Swap sides so that all variable terms are on the left hand side.

\left(-20.124e^{2}\sqrt{5}tuva^{2}+42.484e^{2}tuva^{2}\right)l=-11\sqrt{5}

Combine all terms containing l.

\frac{-5031\sqrt{5}e^{2}tuva^{2}+10621e^{2}tuva^{2}}{250}l=-11\sqrt{5}

The equation is in standard form.

\frac{250\times \frac{-5031\sqrt{5}e^{2}tuva^{2}+10621e^{2}tuva^{2}}{250}l}{-5031\sqrt{5}e^{2}tuva^{2}+10621e^{2}tuva^{2}}=\frac{250\left(-11\sqrt{5}\right)}{-5031\sqrt{5}e^{2}tuva^{2}+10621e^{2}tuva^{2}}

Divide both sides by -20.124e^{2}\sqrt{5}tuva^{2}+42.484e^{2}tuva^{2}.
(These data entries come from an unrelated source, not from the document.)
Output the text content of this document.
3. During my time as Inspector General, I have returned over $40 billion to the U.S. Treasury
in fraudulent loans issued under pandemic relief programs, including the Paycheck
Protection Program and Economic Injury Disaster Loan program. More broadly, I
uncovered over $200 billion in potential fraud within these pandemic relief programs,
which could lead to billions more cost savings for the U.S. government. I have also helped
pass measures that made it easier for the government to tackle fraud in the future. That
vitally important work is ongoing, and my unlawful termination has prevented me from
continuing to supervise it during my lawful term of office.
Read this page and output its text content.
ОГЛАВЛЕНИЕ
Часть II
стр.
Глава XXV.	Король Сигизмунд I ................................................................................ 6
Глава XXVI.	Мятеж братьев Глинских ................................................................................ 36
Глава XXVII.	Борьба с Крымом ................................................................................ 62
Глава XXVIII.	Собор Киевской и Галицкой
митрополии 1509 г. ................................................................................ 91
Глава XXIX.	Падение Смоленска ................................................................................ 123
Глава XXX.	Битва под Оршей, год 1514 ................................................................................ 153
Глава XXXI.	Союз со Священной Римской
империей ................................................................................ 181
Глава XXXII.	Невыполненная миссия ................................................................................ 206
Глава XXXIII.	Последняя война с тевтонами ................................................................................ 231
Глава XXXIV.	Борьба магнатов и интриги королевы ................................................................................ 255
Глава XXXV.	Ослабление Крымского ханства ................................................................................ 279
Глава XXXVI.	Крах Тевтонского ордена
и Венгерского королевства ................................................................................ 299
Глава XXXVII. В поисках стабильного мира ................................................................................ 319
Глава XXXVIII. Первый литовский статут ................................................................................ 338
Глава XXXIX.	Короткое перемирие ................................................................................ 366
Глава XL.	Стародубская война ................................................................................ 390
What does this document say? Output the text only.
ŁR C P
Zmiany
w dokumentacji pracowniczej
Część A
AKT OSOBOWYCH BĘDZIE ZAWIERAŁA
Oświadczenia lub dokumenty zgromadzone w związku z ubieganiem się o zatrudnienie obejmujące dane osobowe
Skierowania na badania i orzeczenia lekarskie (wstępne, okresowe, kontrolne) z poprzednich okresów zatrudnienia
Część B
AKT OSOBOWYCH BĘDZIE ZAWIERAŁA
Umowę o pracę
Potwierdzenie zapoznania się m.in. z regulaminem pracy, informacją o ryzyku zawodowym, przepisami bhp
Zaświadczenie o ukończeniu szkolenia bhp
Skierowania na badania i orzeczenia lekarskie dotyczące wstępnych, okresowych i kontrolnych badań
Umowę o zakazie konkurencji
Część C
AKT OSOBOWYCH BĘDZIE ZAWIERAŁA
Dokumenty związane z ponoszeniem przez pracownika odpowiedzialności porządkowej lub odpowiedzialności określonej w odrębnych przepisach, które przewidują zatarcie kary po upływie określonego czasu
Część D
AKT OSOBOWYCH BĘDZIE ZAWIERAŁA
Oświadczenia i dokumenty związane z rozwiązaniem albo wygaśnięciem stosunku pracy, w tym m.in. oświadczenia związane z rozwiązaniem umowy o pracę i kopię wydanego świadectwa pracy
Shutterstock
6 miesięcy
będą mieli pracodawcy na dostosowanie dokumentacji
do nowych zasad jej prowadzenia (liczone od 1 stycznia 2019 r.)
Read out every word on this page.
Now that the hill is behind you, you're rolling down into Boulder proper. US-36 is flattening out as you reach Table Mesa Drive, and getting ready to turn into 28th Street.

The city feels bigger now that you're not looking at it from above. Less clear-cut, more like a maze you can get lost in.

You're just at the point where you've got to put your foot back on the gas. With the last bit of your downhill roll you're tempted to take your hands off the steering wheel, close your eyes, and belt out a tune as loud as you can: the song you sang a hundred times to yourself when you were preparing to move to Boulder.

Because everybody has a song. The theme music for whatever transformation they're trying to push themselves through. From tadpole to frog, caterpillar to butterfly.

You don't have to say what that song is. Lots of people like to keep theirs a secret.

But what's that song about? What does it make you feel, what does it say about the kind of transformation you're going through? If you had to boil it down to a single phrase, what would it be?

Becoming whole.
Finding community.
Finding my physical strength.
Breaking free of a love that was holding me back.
l=\frac{250\left(-11\sqrt{5}\right)}{-5031\sqrt{5}e^{2}tuva^{2}+10621e^{2}tuva^{2}}

Dividing by -20.124e^{2}\sqrt{5}tuva^{2}+42.484e^{2}tuva^{2} undoes the multiplication by -20.124e^{2}\sqrt{5}tuva^{2}+42.484e^{2}tuva^{2}.

l=\frac{15625\left(\frac{10621\sqrt{5}}{250}+100.62\right)}{312481tuv\left(ea\right)^{2}}

Divide -11\sqrt{5} by -20.124e^{2}\sqrt{5}tuva^{2}+42.484e^{2}tuva^{2}.